Consequently, we should see skilled migration not as a game of winners and losers, but as one in which all can win—like global trade. Policymakers would be well advised to see the true contribution of skilled immigrants, not in terms of just getting a job done, but as contributing to a more dynamic, vital society. This includes immigrants’ entrepreneurial activity, direct and indirect creative contributions, and the effect on economic growth of their own domestic consumption and taxes.
At BCG, we propose that CEOs and policymakers take four actions now, in order to tap into the large potential created by humans crossing borders:
Start from the top. Begin by focusing on migrants who have either a university education or vocational training—even though it’s not easy to do, in practice, and it limits the overall promise. In parallel, continue the urgent political and operational efforts to safeguard the livelihoods and dignity of refugees and undocumented migrants.
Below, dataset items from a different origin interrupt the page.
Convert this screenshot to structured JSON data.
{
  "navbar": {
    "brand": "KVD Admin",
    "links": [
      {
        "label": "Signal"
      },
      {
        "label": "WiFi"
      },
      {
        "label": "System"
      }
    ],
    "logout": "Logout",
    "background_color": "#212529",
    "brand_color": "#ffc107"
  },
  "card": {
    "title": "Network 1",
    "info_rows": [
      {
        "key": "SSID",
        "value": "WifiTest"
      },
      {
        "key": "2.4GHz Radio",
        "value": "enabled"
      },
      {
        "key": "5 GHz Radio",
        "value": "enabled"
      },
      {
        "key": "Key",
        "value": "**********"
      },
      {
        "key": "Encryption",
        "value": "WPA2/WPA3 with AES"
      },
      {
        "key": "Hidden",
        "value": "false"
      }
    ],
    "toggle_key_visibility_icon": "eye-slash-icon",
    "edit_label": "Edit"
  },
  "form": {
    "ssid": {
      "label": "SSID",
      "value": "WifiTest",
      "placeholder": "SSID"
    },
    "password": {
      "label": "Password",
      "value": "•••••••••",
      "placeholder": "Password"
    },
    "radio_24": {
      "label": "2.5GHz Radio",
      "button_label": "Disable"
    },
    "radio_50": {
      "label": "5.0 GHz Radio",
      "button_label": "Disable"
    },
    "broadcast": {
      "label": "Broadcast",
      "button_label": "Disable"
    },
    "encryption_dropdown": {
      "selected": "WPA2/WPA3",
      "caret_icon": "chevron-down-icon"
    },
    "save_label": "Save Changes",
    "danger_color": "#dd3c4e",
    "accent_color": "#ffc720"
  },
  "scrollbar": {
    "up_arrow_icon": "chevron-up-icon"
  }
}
Create win-wins. Close the innovation and growth loops between countries of origin and destination countries by designing multilateral policies, firm engagement and technology to digitally accelerate the circular flow of ideas, capital and ideals.
Strive for vitality. As a policymaker, keep an eye on today’s and tomorrow’s local labour market needs, but be sure to recognize immigrants and your own diaspora of emigrants as sources of dynamism and vitality.
Innovate to lead. As a business leader, recognize and act on the immediate talent advantage inherent in global talent pools—but do not stop there. Embrace cultural diversity and the functional diversity it brings to jointly solve hard problems of discovery in innovation. And if you believe that talent is universal, but opportunity is not, ask yourself whether this is a cause that you, as a business leader, would want to lead.
The movement of people across borders is as intricately linked with human existence as is the movement of goods—trade. Yet until now, people crossing borders have received less strategic attention from the business community than the movement of goods.
As we show, people crossing borders create vast global networks that already drive innovation and growth in both destination countries and origin countries. Yet these networks remain comparatively small in size. As a result, the latent potential to drive shared economic value and create a more balanced world based on human values remains unfulfilled.
The world needs a new engine of growth and geopolitical stability more than ever. We think it’s time to elevate the potential of people crossing borders and to explore fresh ways for governments and business to work together for the benefit of all.